The Social Network

You cannot see Mark Zuckerberg’s eyes. They are black and beady and surrounded by shadow.

This is what I focused on for the better part of two hours.

If David Fincher cast Jesse Eisenberg specifically for his brow bones, it would have been a genius move. His brows are always together. His lips are always pursed… or rather the bottom one is pursed and the top one pouts. This inbetweeness (an indecision of lips) is appropriate as Zuckerberg is always somewhere half way between emotions. He never fully displays any one. Showing emotion means showing your hand. Showing your hand makes you vulnerable, and Mark Zuckerberg hates vulnerability most of all. He is like a combination of Vito Corleone and J.J. Hunsecker. Powerful, dangerous, brilliant and lonely. Throw in a dash of icy Howard Roark arrogance and you’ve got yourself a movie.

The Social Network is the story of how that site you use every single day was conceived by a kid so young, you feel like a failure no matter what age you are. Yes. Mark Zuckerberg was most likely an asshole with an emasculated programmer’s deep hostility* towards women and Zach Morris look alikes, but, he understood the power of one of our most primal needs. The desire to connect and belongand then he made a billion dollars off of it.

The film is extremely well made. Because extremely well made new movies renew my faith in film, adrenaline is leaking out of my ears.

Nothing about the film was superfluous. There was no extra air.

The editing is tight as hell, and the photography by DP Jeff Cronenweth (who also worked with Fincher on Fight Club) is great. Not spectacular or fancy, but noticeably thoughtful. Most of the conversation shots of the characters have a very shallow depth of field: perhaps another little way of communicating their isolation from the rest of the world.  Additionally, I am personally pleased that most of the shots are truly static.

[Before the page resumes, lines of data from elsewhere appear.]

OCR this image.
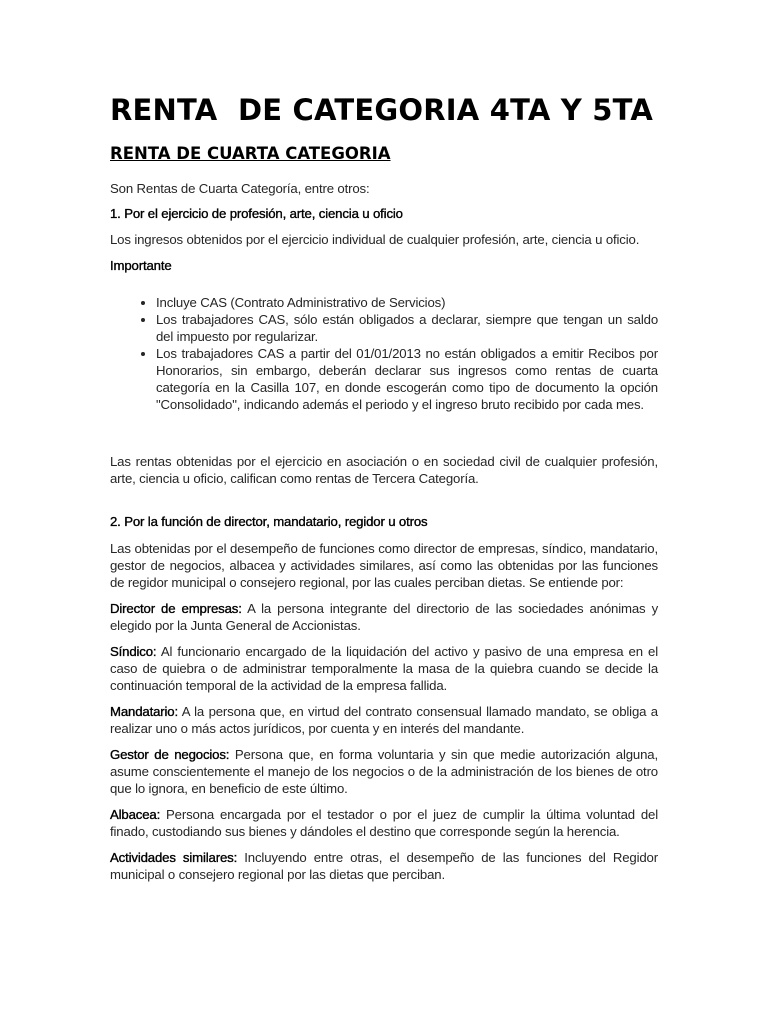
RENTA  DE CATEGORIA 4TA Y 5TA
RENTA DE CUARTA CATEGORIA

Son Rentas de Cuarta Categoría, entre otros:

1. Por el ejercicio de profesión, arte, ciencia u oficio

Los ingresos obtenidos por el ejercicio individual de cualquier profesión, arte, ciencia u oficio.

Importante

• Incluye CAS (Contrato Administrativo de Servicios)
• Los trabajadores CAS, sólo están obligados a declarar, siempre que tengan un saldo del impuesto por regularizar.
• Los trabajadores CAS a partir del 01/01/2013 no están obligados a emitir Recibos por Honorarios, sin embargo, deberán declarar sus ingresos como rentas de cuarta categoría en la Casilla 107, en donde escogerán como tipo de documento la opción "Consolidado", indicando además el periodo y el ingreso bruto recibido por cada mes.

Las rentas obtenidas por el ejercicio en asociación o en sociedad civil de cualquier profesión, arte, ciencia u oficio, califican como rentas de Tercera Categoría.

2. Por la función de director, mandatario, regidor u otros

Las obtenidas por el desempeño de funciones como director de empresas, síndico, mandatario, gestor de negocios, albacea y actividades similares, así como las obtenidas por las funciones de regidor municipal o consejero regional, por las cuales perciban dietas. Se entiende por:

Director de empresas: A la persona integrante del directorio de las sociedades anónimas y elegido por la Junta General de Accionistas.

Síndico: Al funcionario encargado de la liquidación del activo y pasivo de una empresa en el caso de quiebra o de administrar temporalmente la masa de la quiebra cuando se decide la continuación temporal de la actividad de la empresa fallida.

Mandatario: A la persona que, en virtud del contrato consensual llamado mandato, se obliga a realizar uno o más actos jurídicos, por cuenta y en interés del mandante.

Gestor de negocios: Persona que, en forma voluntaria y sin que medie autorización alguna, asume conscientemente el manejo de los negocios o de la administración de los bienes de otro que lo ignora, en beneficio de este último.

Albacea: Persona encargada por el testador o por el juez de cumplir la última voluntad del finado, custodiando sus bienes y dándoles el destino que corresponde según la herencia.

Actividades similares: Incluyendo entre otras, el desempeño de las funciones del Regidor municipal o consejero regional por las dietas que perciban.
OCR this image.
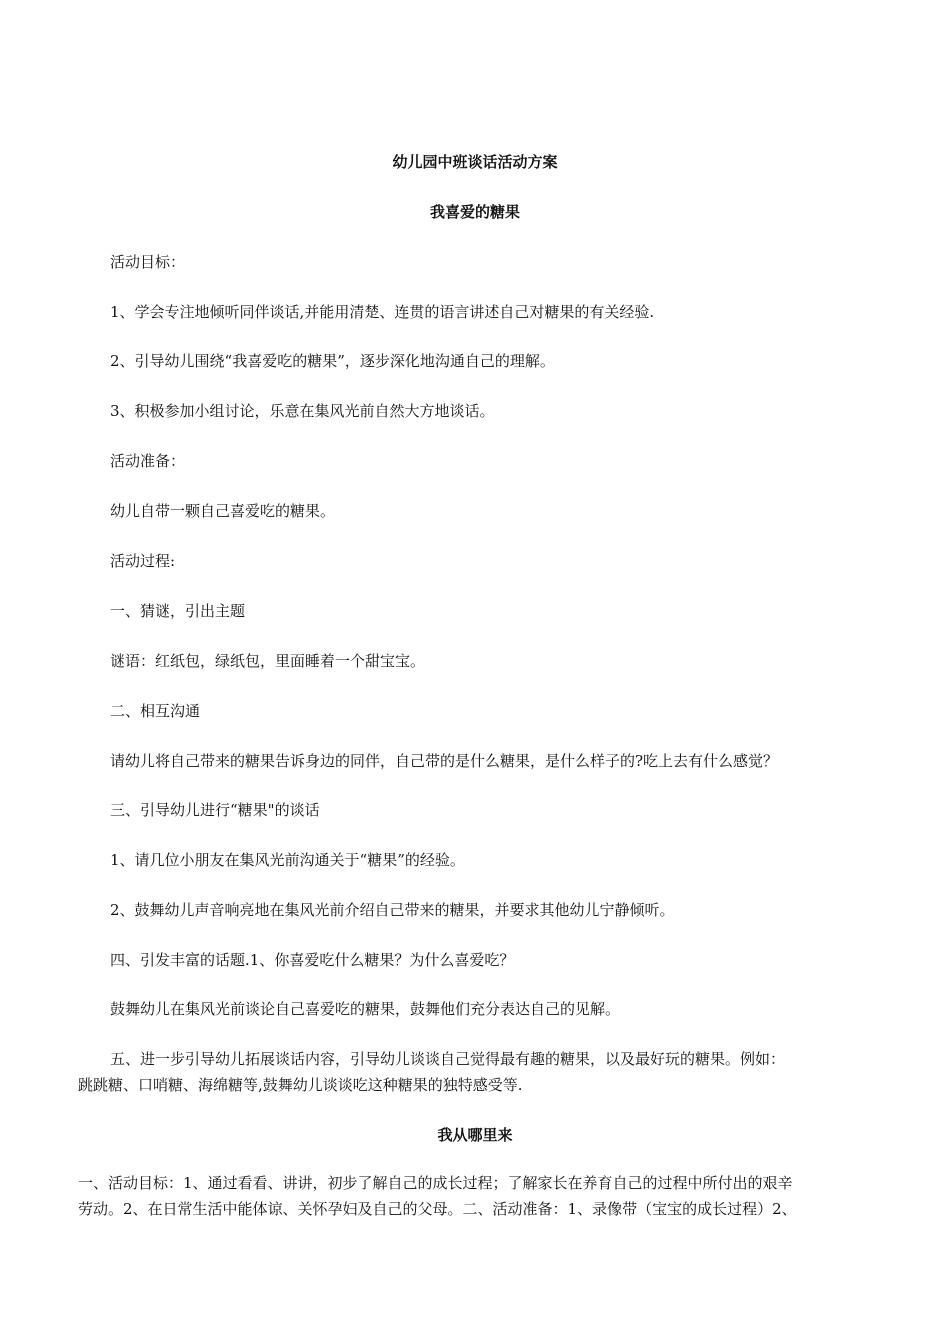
幼儿园中班谈话活动方案
我喜爱的糖果
活动目标：
1、学会专注地倾听同伴谈话,并能用清楚、连贯的语言讲述自己对糖果的有关经验.
2、引导幼儿围绕“我喜爱吃的糖果”，逐步深化地沟通自己的理解。
3、积极参加小组讨论，乐意在集风光前自然大方地谈话。
活动准备：
幼儿自带一颗自己喜爱吃的糖果。
活动过程:
一、猜谜，引出主题
谜语：红纸包，绿纸包，里面睡着一个甜宝宝。
二、相互沟通
请幼儿将自己带来的糖果告诉身边的同伴，自己带的是什么糖果，是什么样子的?吃上去有什么感觉？
三、引导幼儿进行“糖果"的谈话
1、请几位小朋友在集风光前沟通关于“糖果”的经验。
2、鼓舞幼儿声音响亮地在集风光前介绍自己带来的糖果，并要求其他幼儿宁静倾听。
四、引发丰富的话题.1、你喜爱吃什么糖果？为什么喜爱吃？
鼓舞幼儿在集风光前谈论自己喜爱吃的糖果，鼓舞他们充分表达自己的见解。
五、进一步引导幼儿拓展谈话内容，引导幼儿谈谈自己觉得最有趣的糖果，以及最好玩的糖果。例如：
跳跳糖、口哨糖、海绵糖等,鼓舞幼儿谈谈吃这种糖果的独特感受等.
我从哪里来
一、活动目标：1、通过看看、讲讲，初步了解自己的成长过程；了解家长在养育自己的过程中所付出的艰辛
劳动。2、在日常生活中能体谅、关怀孕妇及自己的父母。二、活动准备：1、录像带（宝宝的成长过程）2、
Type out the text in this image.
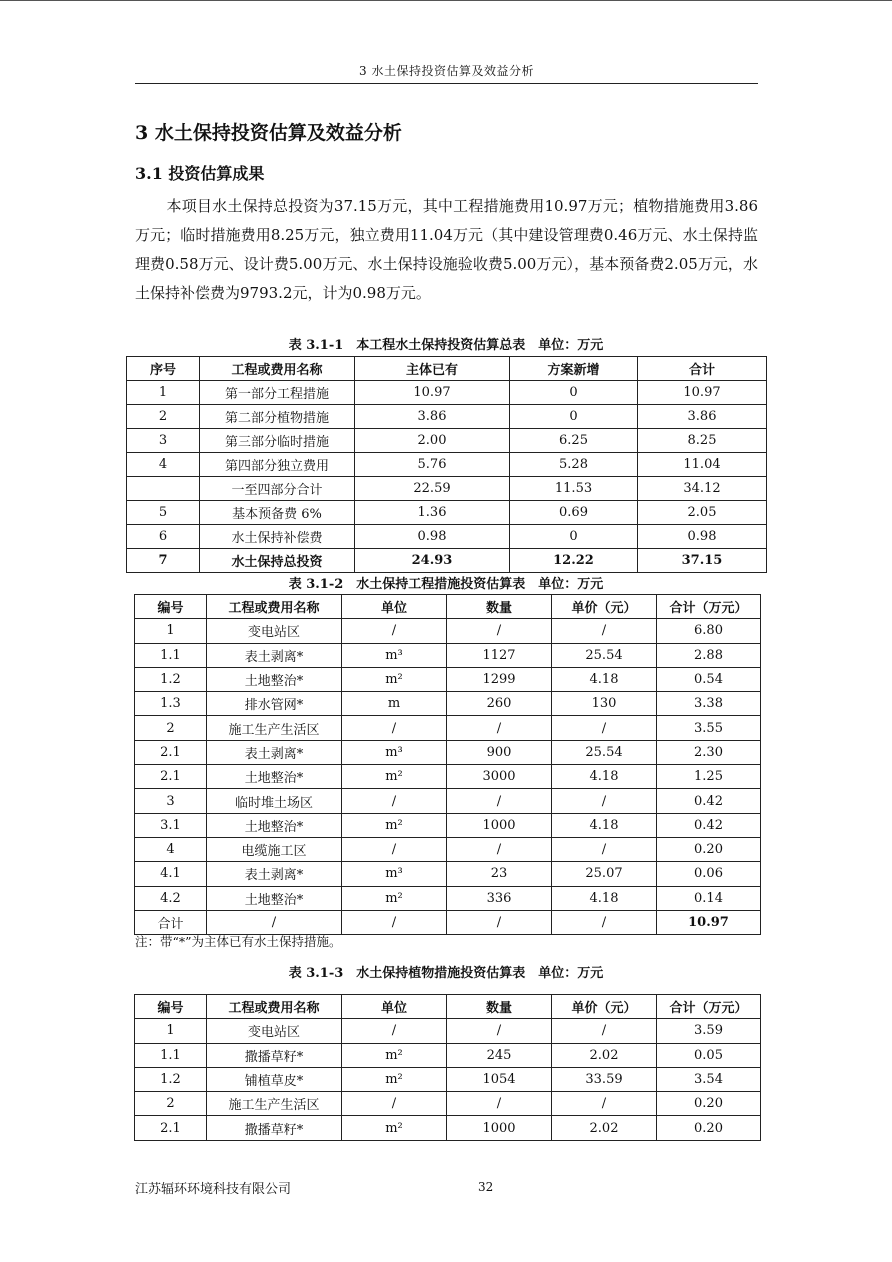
3 水土保持投资估算及效益分析
3 水土保持投资估算及效益分析
3.1 投资估算成果

本项目水土保持总投资为37.15万元，其中工程措施费用10.97万元；植物措施费用3.86万元；临时措施费用8.25万元，独立费用11.04万元（其中建设管理费0.46万元、水土保持监理费0.58万元、设计费5.00万元、水土保持设施验收费5.00万元），基本预备费2.05万元，水土保持补偿费为9793.2元，计为0.98万元。

表 3.1-1　本工程水土保持投资估算总表　单位：万元
序号	工程或费用名称	主体已有	方案新增	合计
1	第一部分工程措施	10.97	0	10.97
2	第二部分植物措施	3.86	0	3.86
3	第三部分临时措施	2.00	6.25	8.25
4	第四部分独立费用	5.76	5.28	11.04
	一至四部分合计	22.59	11.53	34.12
5	基本预备费 6%	1.36	0.69	2.05
6	水土保持补偿费	0.98	0	0.98
7	水土保持总投资	24.93	12.22	37.15
表 3.1-2　水土保持工程措施投资估算表　单位：万元
编号	工程或费用名称	单位	数量	单价（元）	合计（万元）
1	变电站区	/	/	/	6.80
1.1	表土剥离*	m³	1127	25.54	2.88
1.2	土地整治*	m²	1299	4.18	0.54
1.3	排水管网*	m	260	130	3.38
2	施工生产生活区	/	/	/	3.55
2.1	表土剥离*	m³	900	25.54	2.30
2.1	土地整治*	m²	3000	4.18	1.25
3	临时堆土场区	/	/	/	0.42
3.1	土地整治*	m²	1000	4.18	0.42
4	电缆施工区	/	/	/	0.20
4.1	表土剥离*	m³	23	25.07	0.06
4.2	土地整治*	m²	336	4.18	0.14
合计	/	/	/	/	10.97
注：带“*”为主体已有水土保持措施。
表 3.1-3　水土保持植物措施投资估算表　单位：万元
编号	工程或费用名称	单位	数量	单价（元）	合计（万元）
1	变电站区	/	/	/	3.59
1.1	撒播草籽*	m²	245	2.02	0.05
1.2	铺植草皮*	m²	1054	33.59	3.54
2	施工生产生活区	/	/	/	0.20
2.1	撒播草籽*	m²	1000	2.02	0.20
江苏辐环环境科技有限公司	32
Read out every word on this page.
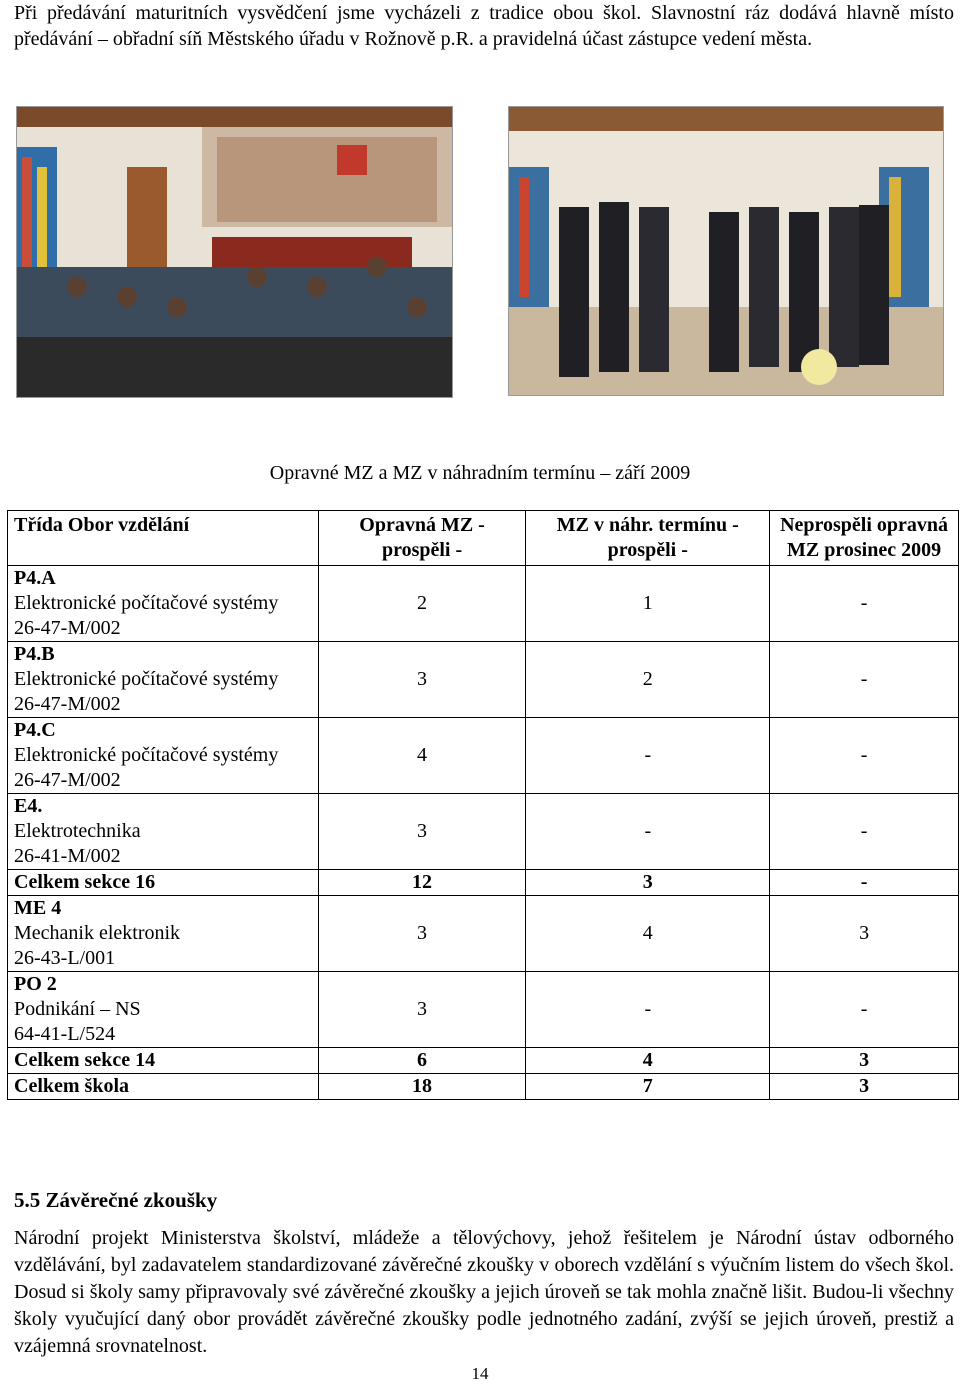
Při předávání maturitních vysvědčení jsme vycházeli z tradice obou škol. Slavnostní ráz dodává hlavně místo předávání – obřadní síň Městského úřadu v Rožnově p.R. a pravidelná účast zástupce vedení města.
Opravné MZ a MZ v náhradním termínu – září 2009
Třída Obor vzdělání	Opravná MZ - prospěli -	MZ v náhr. termínu - prospěli -	Neprospěli opravná MZ prosinec 2009

P4.A
Elektronické počítačové systémy
26-47-M/002	2	1	-

P4.B
Elektronické počítačové systémy
26-47-M/002	3	2	-

P4.C
Elektronické počítačové systémy
26-47-M/002	4	-	-

E4.
Elektrotechnika
26-41-M/002	3	-	-
Celkem sekce 16	12	3	-

ME 4
Mechanik elektronik
26-43-L/001	3	4	3

PO 2
Podnikání – NS
64-41-L/524	3	-	-
Celkem sekce 14	6	4	3
Celkem škola	18	7	3
5.5 Závěrečné zkoušky
Národní projekt Ministerstva školství, mládeže a tělovýchovy, jehož řešitelem je Národní ústav odborného vzdělávání, byl zadavatelem standardizované závěrečné zkoušky v oborech vzdělání s výučním listem do všech škol. Dosud si školy samy připravovaly své závěrečné zkoušky a jejich úroveň se tak mohla značně lišit. Budou-li všechny školy vyučující daný obor provádět závěrečné zkoušky podle jednotného zadání, zvýší se jejich úroveň, prestiž a vzájemná srovnatelnost.
14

No gently hovering camera here (a style that’s become way overused in the past ten years or so).

There are also a few unusual sequences which are unexpected in an otherwise straight forward narrative. I particularly enjoyed one that played with sound. In the scene Zuckerberg and Napster founder Sean Parker (Justin Timberlake) excitedly discuss their ideas for the future of Facebook. The conversation takes place at a huge Palo Alto nightclub over extremely loud drum & bass. The music is much louder than in a usual club scene, but you don’t realize that until the end. You strain to hear the conversation just as you would in a real club. This increases your attention and you only realize when it cuts to the next scene, that you’re leaning forward in your seat.

But all this would be diddly squat without Jesse Eisenberg. The man with the brows who knocked it out of the park. Eisenberg does an excellent job in communicating Zuckerberg’s sad, isolated existence. He is a lonely man, always on the defense. He brings to mind a weary soldier in the midst of a years long battle. A person whose body has adapted to a perpetual expectation of attack: The moody protuberance of his eyebrow ridge and taught facial expressions, his terse and rapid speech, the rigidity with which he holds his body (in particular his shoulders), and his robotic movements. He is ready to fire at a moment’s notice. You won’t see it coming though. He’ll use a silencer.

*Computer nerds have been wrongly portrayed in films as gentle underdogs. Popular kids must have made all these movies, since anyone else can tell you programming nerds can be some of the meanest sons of bitches this side of the lunch room.

*Edit: I did think of one thing that’s superfluous. Go see the movie and tell me if you know what it is.